Wie erfolgreich unser Vorhaben werden wird, hängt auch von der Beteiligung der Kolleg*innen ab. Wir suchen etwa 5.000 Lehrer*innen, die ein Jahr lang mit einem eigens entwickelten Online-Tool ihre Arbeitszeit dokumentieren. Los geht es im Jahr 2023. Wir halten euch über die Vorbereitungen auf dem Laufenden!
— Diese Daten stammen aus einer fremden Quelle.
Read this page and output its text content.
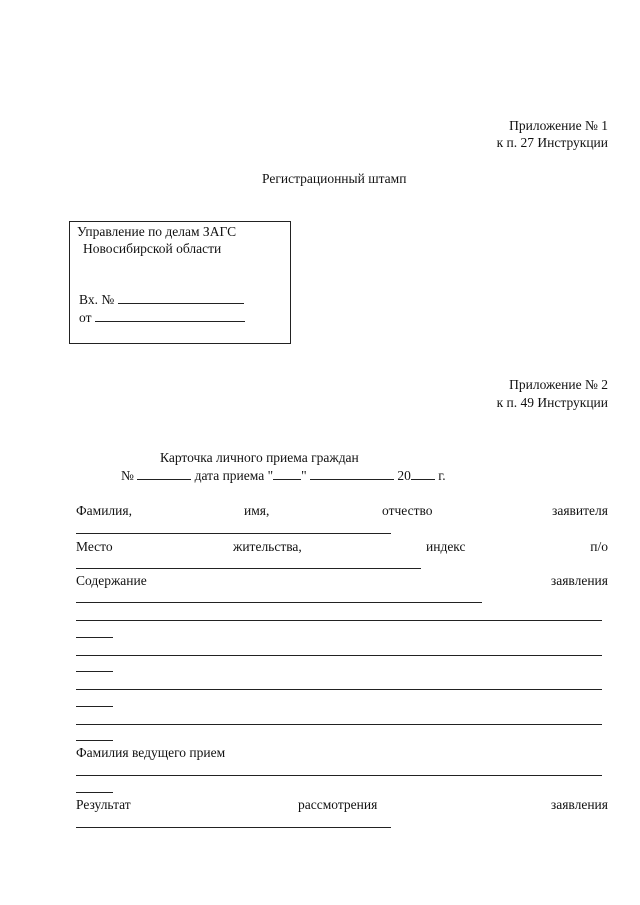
Приложение № 1
к п. 27 Инструкции
Регистрационный штамп
Управление по делам ЗАГС
Новосибирской области
Вх. №
от
Приложение № 2
к п. 49 Инструкции
Карточка личного приема граждан
№	дата приема " "	20 г.
Фамилия,	имя,	отчество	заявителя
Место	жительства,	индекс	п/о
Содержание	заявления
Фамилия ведущего прием
Результат	рассмотрения	заявления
GEW fordert Taskforce Lehrkräftebildung
Der Lehrkräftemangel beschäftigt die Stadt seit Jahren und spitzt sich immer weiter zu. Die Forderung der GEW BERLIN nach einer Ausbildungsoffensive hat es immerhin schon in die bildungspolitischen Debatten der Koalition geschafft. Auch den Landesdelegierten lag ein umfangreicher Antrag zur Lehrkräftebildung vor, der auf sehr große Zustimmung traf. Der GLV wird beauftragt, sich gegenüber dem Senat dafür einzusetzen, dass unverzüglich eine Qualitätsoffensive für die drei Phasen der Berliner Lehrkräftebildung implementiert wird. Der Senat wird aufgefordert, zur Koordinierung eine Taskforce Lehrkräftebildung zu gründen, die aus Bildungs- und Wissenschaftsverwaltung sowie den Universitäten inklusive der Schools of Education besteht und an der Personal- und Studierendenvertretungen sowie die GEW BERLIN und externe Wissenschaftler*innen beratend beteiligt sind (mehr zum Thema auf Seite 8–11).
Natürlich beschäftigte auch das Thema Verbeamtung wieder die Delegierten. Die GEW BERLIN fordert den Finanzsenator Daniel Wesener und die Bildungssenatorin Astrid-Sabine Busse auf, die Bedingungen unter denen die Verbeamtung von Lehrkräften erfolgen soll, bekannt zu geben und mit der GEW BERLIN hierzu in Gespräche zu treten. »Die Beschäftigten haben einen Anspruch darauf zu erfahren, ob sie zu dem Kreis der zu verbeamtenden Lehrkräfte gehören und welche Regelungen auf sie angewandt werden sollen«, heißt es in dem Beschluss der LDV. Insbesondere ruft die GEW BERLIN die zuständigen Verwaltungen auf, zu erklären, wie das im Koalitionsvertrag angekündigte »Lösungsmodell zum Nachteilsausgleich« für angestellte Lehrkräfte, die nicht verbeamtet werden können oder wollen, aussehen soll. Die GEW BERLIN fordert ein Modell, mit dem die statusbedingten Unterschiede im verfügbaren Einkommen ausgeglichen werden.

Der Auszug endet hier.